I pursued weight loss surgery because the many attempts since middle school to get the weight off failed.  From liquid diets, to weight loss medications, to intense exercise, as soon as I stopped or eased off on the intensity of treatment the weight would come right back.     I found the Bariatric Institute at Franklin Square Hospital Center.  They got me educated on all of the weight loss surgery options and the lifestyle change in all aspects not just physically but mentally as well.   I felt confident having my surgery and knowing it would work.   When I heard about weight loss surgery I assumed that you get the surgery and when your recovered and cleared to go back to work you go back to normal but loose the weight.  I had no clue how much work is involved.     Ok so if your obese and reading this, what I just wrote is giving you a negative thought right?  Yeah my throat still tenses up when I talk about how hard things are or how much work is involved.  It is because every day life for an obese person takes effort.  A lot more effort than someone a normal or even over weight.   So when you say work, everyday living is WORK so to an obese person WORK means hard labor.   Trust me it does.     In classes at Franklin Square learned about fitness too.  "I was thinking in my head, how the hell can i do a hour of cardio a day.  I'm beat just walking up the stairs."  But they encouraged walking to the mailbox and parking further from the grocery store.    Adding a little bit more and more each day.  They talked about fitness after weight loss surgery and talked about cardio 1 hour a day.  I was thinking in my head "yeah right"  I was thinking that as a 355lb woman with health issues related to obesity. The thought of anything being effortless never crossed my mind.  I knew I would loose weight after having weight loss surgery but the thinking that I had was not that of a person with normal weight or even overweight.     So NOW with that said after loosing 163lbs in the 1st year following weight loss surgery (VSG).   My everyday life is now effortless and in fact doing WORK feels effortless cause it is actually not as hard as regular life WAS when I was obese.  

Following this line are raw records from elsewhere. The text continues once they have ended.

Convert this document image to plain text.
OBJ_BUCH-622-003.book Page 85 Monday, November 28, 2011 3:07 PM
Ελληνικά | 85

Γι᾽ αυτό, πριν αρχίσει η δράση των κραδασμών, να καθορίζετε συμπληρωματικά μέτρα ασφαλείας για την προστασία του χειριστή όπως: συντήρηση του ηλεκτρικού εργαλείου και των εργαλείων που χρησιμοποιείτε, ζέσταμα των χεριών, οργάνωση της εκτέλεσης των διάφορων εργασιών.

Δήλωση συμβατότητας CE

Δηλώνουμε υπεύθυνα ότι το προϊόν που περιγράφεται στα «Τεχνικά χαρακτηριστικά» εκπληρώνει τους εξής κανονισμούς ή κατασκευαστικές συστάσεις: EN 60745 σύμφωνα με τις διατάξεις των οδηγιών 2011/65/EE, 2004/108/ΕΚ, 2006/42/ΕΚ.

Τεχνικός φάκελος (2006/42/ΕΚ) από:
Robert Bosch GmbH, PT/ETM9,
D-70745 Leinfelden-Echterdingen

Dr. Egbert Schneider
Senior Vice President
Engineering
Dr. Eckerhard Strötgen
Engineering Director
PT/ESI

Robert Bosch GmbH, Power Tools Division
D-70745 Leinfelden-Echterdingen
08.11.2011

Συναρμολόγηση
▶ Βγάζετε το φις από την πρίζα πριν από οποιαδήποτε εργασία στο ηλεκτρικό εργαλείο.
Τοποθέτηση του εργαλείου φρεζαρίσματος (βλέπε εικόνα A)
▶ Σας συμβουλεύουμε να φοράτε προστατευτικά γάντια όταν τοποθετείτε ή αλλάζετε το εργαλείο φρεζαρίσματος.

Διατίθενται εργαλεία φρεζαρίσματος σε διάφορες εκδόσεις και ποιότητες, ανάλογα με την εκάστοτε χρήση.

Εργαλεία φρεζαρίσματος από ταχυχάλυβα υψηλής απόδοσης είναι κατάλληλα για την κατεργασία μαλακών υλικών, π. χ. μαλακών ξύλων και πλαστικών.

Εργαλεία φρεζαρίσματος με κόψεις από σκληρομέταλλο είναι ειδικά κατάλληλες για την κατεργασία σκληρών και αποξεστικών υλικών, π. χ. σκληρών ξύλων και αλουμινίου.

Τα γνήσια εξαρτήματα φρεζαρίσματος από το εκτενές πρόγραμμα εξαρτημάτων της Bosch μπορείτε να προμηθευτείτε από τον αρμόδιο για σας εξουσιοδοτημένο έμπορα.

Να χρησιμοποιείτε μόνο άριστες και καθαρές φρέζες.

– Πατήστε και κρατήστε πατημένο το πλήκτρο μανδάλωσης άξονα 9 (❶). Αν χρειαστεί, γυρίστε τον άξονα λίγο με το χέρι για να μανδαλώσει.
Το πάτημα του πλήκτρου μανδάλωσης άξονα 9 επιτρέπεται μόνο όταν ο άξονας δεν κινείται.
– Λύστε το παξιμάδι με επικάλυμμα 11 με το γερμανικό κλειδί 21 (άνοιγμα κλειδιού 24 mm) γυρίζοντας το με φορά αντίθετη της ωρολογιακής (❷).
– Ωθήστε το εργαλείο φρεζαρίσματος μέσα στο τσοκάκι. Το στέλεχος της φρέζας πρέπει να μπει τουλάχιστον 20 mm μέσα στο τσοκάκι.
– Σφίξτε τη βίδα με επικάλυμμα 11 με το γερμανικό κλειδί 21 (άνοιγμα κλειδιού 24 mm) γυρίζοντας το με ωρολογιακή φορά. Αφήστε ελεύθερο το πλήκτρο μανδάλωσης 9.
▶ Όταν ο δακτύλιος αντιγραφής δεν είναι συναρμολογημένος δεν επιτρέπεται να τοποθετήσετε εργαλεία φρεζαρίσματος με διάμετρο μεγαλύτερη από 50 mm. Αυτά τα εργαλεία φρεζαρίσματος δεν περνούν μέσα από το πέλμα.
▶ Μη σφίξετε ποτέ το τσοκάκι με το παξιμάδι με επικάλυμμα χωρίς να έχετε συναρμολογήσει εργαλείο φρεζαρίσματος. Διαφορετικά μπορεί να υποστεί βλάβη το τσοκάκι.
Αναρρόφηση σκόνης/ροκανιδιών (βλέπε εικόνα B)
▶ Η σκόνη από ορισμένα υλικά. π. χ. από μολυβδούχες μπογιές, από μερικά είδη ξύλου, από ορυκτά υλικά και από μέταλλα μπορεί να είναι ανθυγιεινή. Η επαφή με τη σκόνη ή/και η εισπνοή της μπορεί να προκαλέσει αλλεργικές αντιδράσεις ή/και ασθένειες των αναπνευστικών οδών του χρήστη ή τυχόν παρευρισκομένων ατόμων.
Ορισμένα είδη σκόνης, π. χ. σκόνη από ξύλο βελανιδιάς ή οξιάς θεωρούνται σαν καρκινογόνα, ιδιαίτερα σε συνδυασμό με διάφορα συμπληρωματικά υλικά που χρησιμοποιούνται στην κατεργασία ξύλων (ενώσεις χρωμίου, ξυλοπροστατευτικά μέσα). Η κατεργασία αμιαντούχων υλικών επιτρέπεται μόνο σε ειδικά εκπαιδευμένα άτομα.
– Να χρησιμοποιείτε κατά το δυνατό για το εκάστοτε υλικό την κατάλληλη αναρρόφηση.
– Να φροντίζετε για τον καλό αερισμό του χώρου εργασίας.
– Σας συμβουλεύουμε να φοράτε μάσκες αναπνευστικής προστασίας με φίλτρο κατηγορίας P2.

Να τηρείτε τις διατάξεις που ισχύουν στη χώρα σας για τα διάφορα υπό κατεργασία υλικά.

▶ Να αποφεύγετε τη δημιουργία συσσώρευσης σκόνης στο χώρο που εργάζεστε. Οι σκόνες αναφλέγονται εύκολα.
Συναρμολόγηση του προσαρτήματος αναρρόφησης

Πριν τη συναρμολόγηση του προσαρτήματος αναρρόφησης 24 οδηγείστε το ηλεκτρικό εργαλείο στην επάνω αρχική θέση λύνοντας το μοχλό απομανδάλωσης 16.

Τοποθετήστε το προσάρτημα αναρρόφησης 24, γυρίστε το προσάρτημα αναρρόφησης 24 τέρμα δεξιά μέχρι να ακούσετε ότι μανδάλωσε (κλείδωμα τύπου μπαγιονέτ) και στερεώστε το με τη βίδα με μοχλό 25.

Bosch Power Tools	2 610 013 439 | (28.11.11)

An interesting comparison:   My day to day life and the activities I currently do day to day feels like less effort to me now than the same amount of activity done by someone a normal weight who has always been a normal weight.  I have people who have always been a normal weight asking me how I am able to do so much in one day.  

I know that this is probably temporary while I settle into my new life.  However I am taking advantage of this while I can setting up opportunities for myself for my future.  Interesting concept.  Future...I dont feel like "this is my life it is what it is" like I have all my life.  I now think "this is my life it is what I'm going to make it", I think about every thing I do and how it will directly effect my future, maybe not for 10 to 15 years but I am considering running in the county election to be a councilwoman.  Again maybe not for 10-15 years but I have to think about my persona and what it has been in the past and what I want it to be in the future.  I am also thinking how my pursuit of becoming a councilwoman could benefit weight loss surgery and how I could use that to really make positive changes in not only support of community but also have a platform to stand on when fighting childhood obesity.